While the term “big data” is relatively new – the act of gathering and storing large amounts of information for analysis has been an age-old practice. To be honest… it’s not that big and it’s not that new (***that’s what she said***). One thing that has changed is the ability collect, store, analyse and distribute or implement the data set.
These high volumes of data can come from a range of different sources, such as business sales records, the collected results of scientific experiments or real-time sensors used in the internet of things. Data may be raw or preprocessed using separate software tools before analytics are applied.

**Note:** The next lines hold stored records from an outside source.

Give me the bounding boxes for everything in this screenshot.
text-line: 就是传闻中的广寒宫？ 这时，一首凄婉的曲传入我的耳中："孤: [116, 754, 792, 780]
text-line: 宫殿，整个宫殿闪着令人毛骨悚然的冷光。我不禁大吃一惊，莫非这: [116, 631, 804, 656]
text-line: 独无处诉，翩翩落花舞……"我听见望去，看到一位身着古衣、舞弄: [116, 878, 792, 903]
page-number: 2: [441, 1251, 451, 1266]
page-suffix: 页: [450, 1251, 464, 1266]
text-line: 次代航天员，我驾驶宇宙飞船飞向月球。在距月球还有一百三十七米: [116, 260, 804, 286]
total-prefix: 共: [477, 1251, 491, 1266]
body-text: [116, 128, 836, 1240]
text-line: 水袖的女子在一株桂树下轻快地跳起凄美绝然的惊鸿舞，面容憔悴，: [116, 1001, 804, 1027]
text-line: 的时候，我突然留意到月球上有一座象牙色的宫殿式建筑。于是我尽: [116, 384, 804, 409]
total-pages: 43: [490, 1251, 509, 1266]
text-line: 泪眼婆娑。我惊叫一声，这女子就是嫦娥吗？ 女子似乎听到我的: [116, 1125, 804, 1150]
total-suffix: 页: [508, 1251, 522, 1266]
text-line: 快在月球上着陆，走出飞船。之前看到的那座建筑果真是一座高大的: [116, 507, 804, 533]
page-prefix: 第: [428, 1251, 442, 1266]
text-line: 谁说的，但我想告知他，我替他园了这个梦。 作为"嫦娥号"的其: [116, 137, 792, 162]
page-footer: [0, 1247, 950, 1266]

Data may also exist in a wide variety of file types, including structured data, such as SQL database stores; unstructured data, such as document files; or streaming data from sensors. Further, big data may involve multiple, simultaneous data sources, which may not otherwise be integrated. For example, a big data analytics project may attempt to gauge a product’s success and future sales by correlating past sales data, return data and online buyer review data for that product.
By recognising that data is now being generated at a speed and volume never before experienced, there is a growing demand for answering increasingly complex questions, but also answering simple questions faster and differently. Big data is often characterised by 3Vs: the extreme volume of data, the wide variety of data types and the velocity at which the data must be processed. Although big data doesn’t equate to any specific volume of data, the term is often used to describe terabytes or even exabytes of data captured over time.
In Africa, most of the data generated on the continent is still manual such as those in hospitals, official state records and schools. Aside of the propensity of manual recording of data on the continent, the data is sometimes not reliable as it may exclude some subset of the population. In addition recording the data may be different from town to town, even in the same country, because of language and culture barriers.
Globally, one major problem with collection of data is that people lie. Sometimes not intentionally or with mal-intent, but generally people answer surveys in a way that makes them seem better to the person conducting the survey. So the data collected in manual surveys may not be truly representative of the true information.
Where is one place where people don’t lie? Google. A book by Seth Stevens Davidowitz called Everybody Lies examines this issue. One interesting case study he uses is that of Netflix. Originally Netflix asked their audience which films they would like to see in future and queued these up for them. The films the audience marked were aspirational films that people thought they should say they want to see… but they didn’t really have an immediate interest to see them. So the Netflix viewing was dropping. Then Netflix added an algorithm where they used information from sources such as Google Trends to analyse which content is being searched for and then queue the trending content for their users. This saw Netflix viewership surge and it continues to use this principle today.
If you would like to see a trends analysis for your business in Africa, contact us at NubiaNetwork
While interesting opportunities for for Big Data in research and business exist, we also need to be aware that Big Data presents some concerns, such as ethical issues – particularly in developing countries. Additionally, extracting the full benefit from opportunities presented by Big Data, will only be realised with the establishment of infrastructure, systems and corresponding capacity to manage and use the data.
Currently, South Africa is finalising a legal framework called POPI. In simple terms, the purpose of the PoPI Act is to ensure that all South African institutions conduct themselves in a responsible manner when collecting, processing, storing and sharing another entity’s personal information by holding them accountable should they abuse or compromise your personal information in any way.
Kenya and Nigeria currently do not have an omnibus law or comprehensive piece of legislation that provides broad data protection principles covering all sectors engaged in processing of personal data
A couple of startups in Africa are looking to take advantage of the vacuum in this space to produce applications that could solve problems plaguing the continent. Here are some companies and sectors that are implementing IoT and Big Data to solve Africa’s intricate problems.
Safaricom, Kenya’s biggest telecom company invested in Eneza Education, a startup that aims to help learners in schools brush up on their education using the mobile phone. The company says it has captured 1.8 million users in Africa and aims to spread their services to capture 50 million people.
Students can subscribe to daily questions either through USSD or the Android app and they send answers. They are then graded.
Such innovation enables tutors and teachers to easily track the progress of each child or a group of children through data analysis – all of this by using relevant and ready technology, the mobile phone. The company has completed 14 million questions since its inception, and they have seen general improvement of students using the service.
We are in the information age and using technology is crucial for formulating new ideas and strategies, that is no lie.